Full diff: https://github.com/llvm/llvm-project/pull/120412.diff

2 Files Affected:

• (modified) compiler-rt/lib/tysan/tysan.cpp (+8)
• (added) compiler-rt/test/tysan/struct-offset-different-base.cpp (+31)

diff --git a/compiler-rt/lib/tysan/tysan.cpp b/compiler-rt/lib/tysan/tysan.cpp
index 39d78e7c95e0cd..94498287f17d19 100644
--- a/compiler-rt/lib/tysan/tysan.cpp
+++ b/compiler-rt/lib/tysan/tysan.cpp
@@ -131,6 +131,14 @@ static bool isAliasingLegalUp(tysan_type_descriptor *TDA,
           break;
       }
 
+      // This offset can't be negative.
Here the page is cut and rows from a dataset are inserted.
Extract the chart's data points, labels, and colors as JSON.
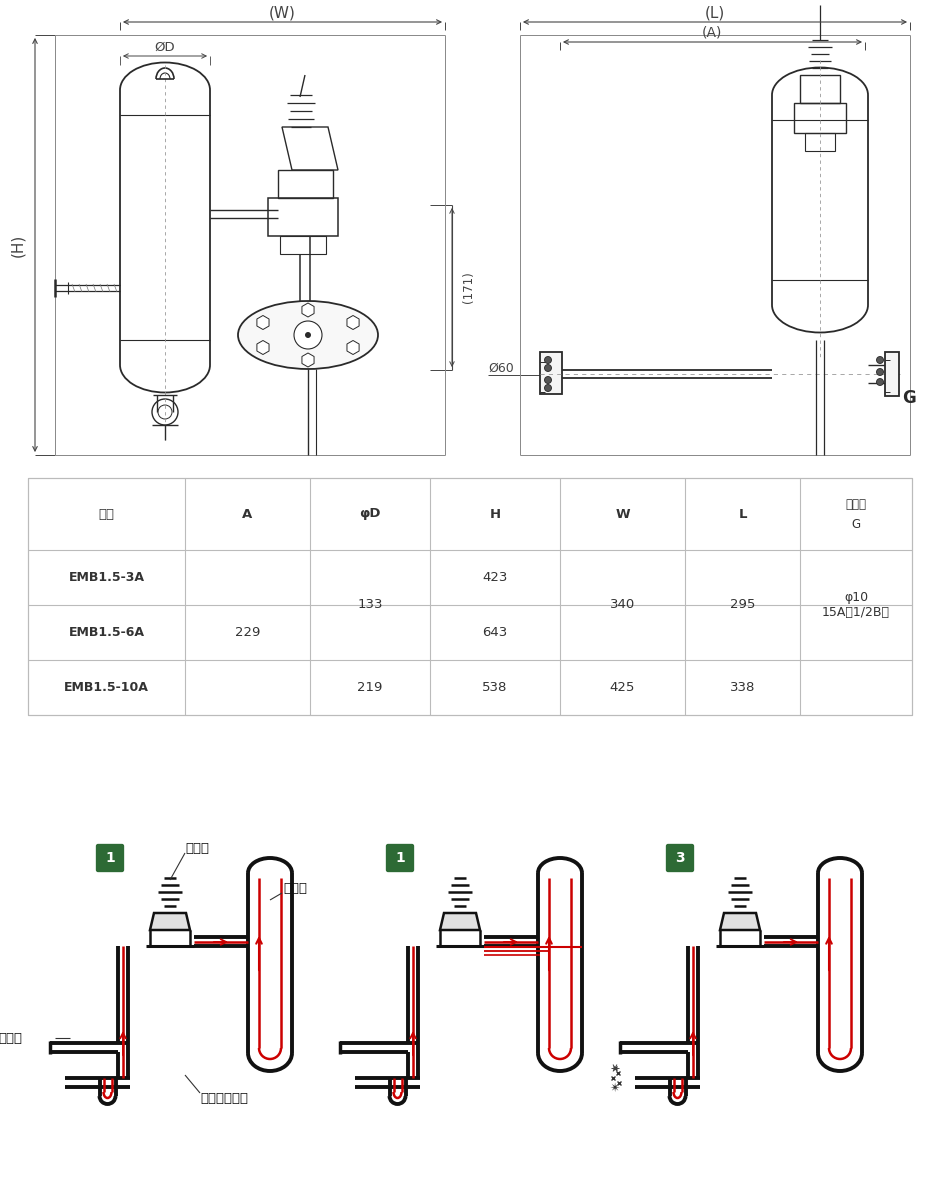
{
  "bg_color": "#ffffff",
  "line_color": "#2a2a2a",
  "dim_color": "#444444",
  "table_border_color": "#bbbbbb",
  "green_badge_color": "#2d6a35",
  "red_flow_color": "#cc0000",
  "table_header": [
    "型式",
    "A",
    "φD",
    "H",
    "W",
    "L",
    "給気口\nG"
  ],
  "table_rows_model": [
    "EMB1.5-3A",
    "EMB1.5-6A",
    "EMB1.5-10A"
  ],
  "table_data": {
    "EMB1.5-3A": {
      "A": "",
      "phiD": "",
      "H": "423",
      "W": "",
      "L": ""
    },
    "EMB1.5-6A": {
      "A": "229",
      "phiD": "",
      "H": "643",
      "W": "",
      "L": ""
    },
    "EMB1.5-10A": {
      "A": "",
      "phiD": "219",
      "H": "538",
      "W": "425",
      "L": "338"
    }
  },
  "merged_phiD": "133",
  "merged_W": "340",
  "merged_L": "295",
  "merged_G": "φ10\n15A（1/2B）",
  "label_denjibin": "電磁弁",
  "label_tank": "タンク",
  "label_toide": "吹出口",
  "label_diaphragm": "ダイヤフラム"
}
Therefore we must be accessing something
+      // partially inside the last type
+      // We shouldn't check this if we are on the first member, Idx will
+      // underflow The first member can be offset in rare cases such as
+      // llvm::cl::Option
+      if (TDA->Struct.Members[Idx].Offset > OffsetA && Idx > 0)
+        Idx -= 1;
+
       OffsetA -= TDA->Struct.Members[Idx].Offset;
       TDA = TDA->Struct.Members[Idx].Type;
     } else {
diff --git a/compiler-rt/test/tysan/struct-offset-different-base.cpp b/compiler-rt/test/tysan/struct-offset-different-base.cpp
new file mode 100644
index 00000000000000..da0efd2cb6503c
--- /dev/null
+++ b/compiler-rt/test/tysan/struct-offset-different-base.cpp
@@ -0,0 +1,31 @@
+// RUN: %clangxx_tysan -O0 %s -o %t && %run %t >%t.out 2>&1
+// RUN: FileCheck %s --implicit-check-not ERROR < %t.out
+
+// Modified reproducer from https://github.com/llvm/llvm-project/issues/105960
+
+#include <stdio.h>
+
+struct inner {
+  char buffer;
+  int i;
+};
+
+void init_inner(inner *iPtr) { iPtr->i = 200; }
+
+struct outer {
+  inner foo;
+  char buffer;
+};
+
+int main(void) {
+  outer *l = new outer();
+
+  init_inner(&l->foo);
+
+  int access_offsets_with_different_base = l->foo.i;
+  printf("Accessed value is %d\n", access_offsets_with_different_base);
+
+  return 0;
+}
+
+// CHECK: Accessed value is 200

[gbMattN]

@fhahn ready for review 👍

[fhahn]

Suggested change

	// underflow The first member can be offset in rare cases such as
	// underflow. The first member can be offset in rare cases such as

[fhahn]

Is it Idx that underflows or OffsetA? Idx will only get incremented AFAICT. Would this be cleared if combined with the search loop above, maybe with a flag indicating that we took the exit due to the offset of the member begin larger than OffsetA?

[gbMattN]

Idx would underflow because the next line subtracts one from it. This is so we check the previous member, which we are partially inside. We could merge it into the above loop like this if you think its better?

for (; Idx < TDA->Struct.MemberCount - 1; ++Idx) {
        auto MemberOffset = TDA->Struct.Members[Idx].Offset;
        if (MemberOffset >= OffsetA){
          // Explanitory comment
          if (MemberOffset > OffsetA && Idx)
            Idx -= 1;
          break;
        }
      }

[fhahn]

I think with that we are missing the case where we are accessing the last field (I think the only case covered by the test), so we should probably stick with the current check.

It would be good to add a test cases where we need to adjust Idx for other indices.

(also comments still need adjusting/reflowing

[fhahn]

Suggested change

	// llvm::cl::Option
	// llvm::cl::Option.

[seanm]

@gbMattN This indeed sounds like some of the mystery issues TySan is flagging to me. Structs within structs are involved. Could you rebase this against latest? Then I'll check out and try this patch.

[github-actions]

✅ With the latest revision this PR passed the C/C++ code formatter.

[seanm]

@gbMattN thanks! I've got the patch locally and built a working clang. Running the test suite of a project I'm testing, with your patch, I went from 827 occurrences of "ERROR: TypeSanitizer" down to... 827. :( So I guess my issue is something else...

[fhahn]

The comment still needs fixing as mentioned earlier.

[fhahn]

LGTM, thanks!

Left some more suggestions for the comments.